New Front In #RepublicanClassWar: Social Security for the Disabled

By:  Richard Eskow

Nine out of ten Americans have fallen behind financially as the well-to-do – especially the ultra-wealthy – capture an ever-increasing chunk of our national income. This inequality threatens the entire economy’s future growth and stability. But whenever someone offers a solution to this growing problem, someone else on the right is likely to accuse them of “class war.”

Class war is precisely what we’ve been seeing for decades now – but it’s been waged for, not against, the wealthy. And Republicans have been its dutiful servants from the start. It might make a good hashtag, come to think of it: #RepublicanClassWar.

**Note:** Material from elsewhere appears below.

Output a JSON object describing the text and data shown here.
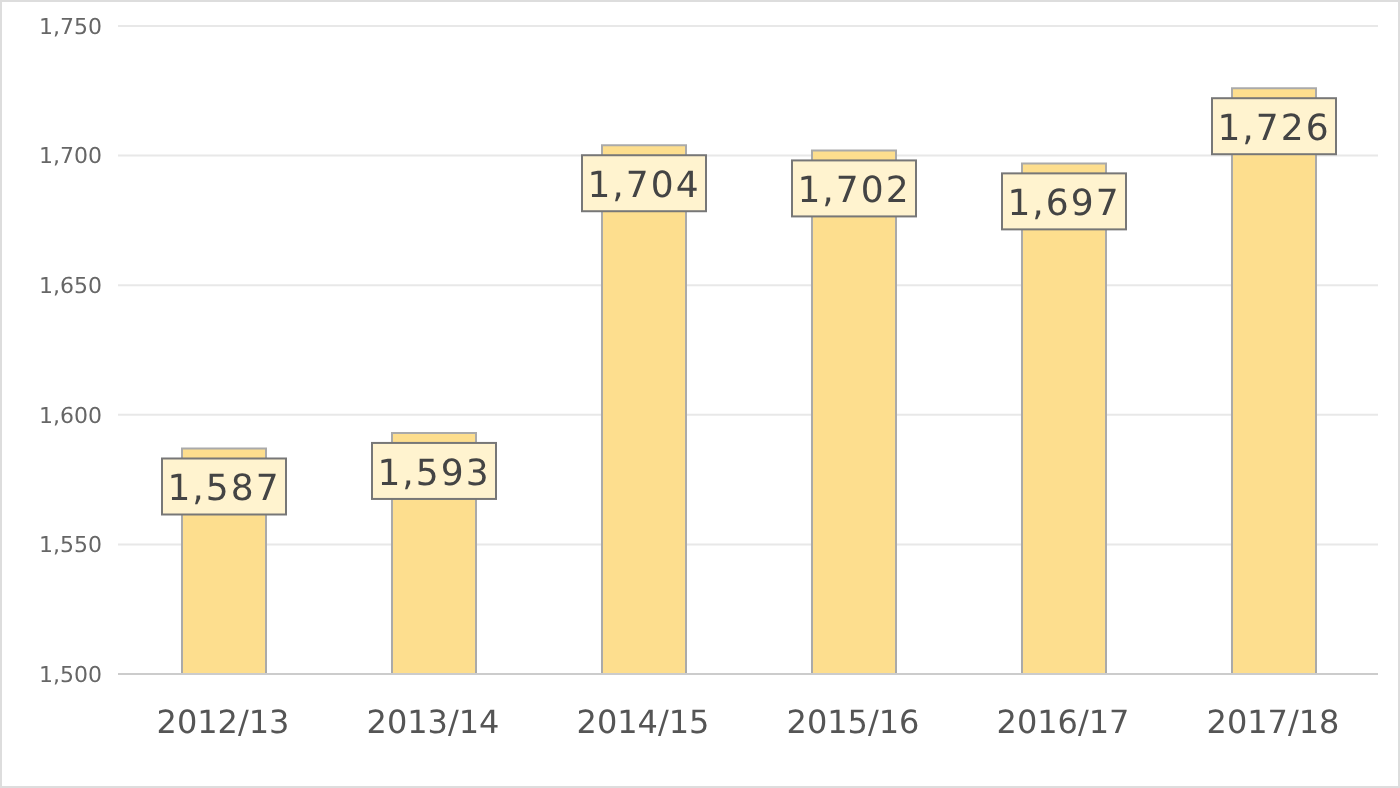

The wreckage of this war can be seen all around us. Incomes for the top 1 percent of households have more than doubled since the 1980s. The top 0.1 percent has increased its share of this nation’s total wealth from 7 percent in 1978 to 22 percent in 2012, a level not seen since before the Great Depression. Ninety percent of American households saw no increase in their wealth after 1986.

There’s a war on – but the middle class didn’t start it.

Republicans on the Senate Budget Committee opened up a new front in that war today by targeting disabled Social Security recipients. They didn’t say they were conducting a class war, of course. Instead, they claimed that they were concerned about the future financial stability of the Social Security disability program. They’re expressing that concern by blocking an adjustment between trust funds that would restore it to financial health, something previous Congresses have done 11 times in the past.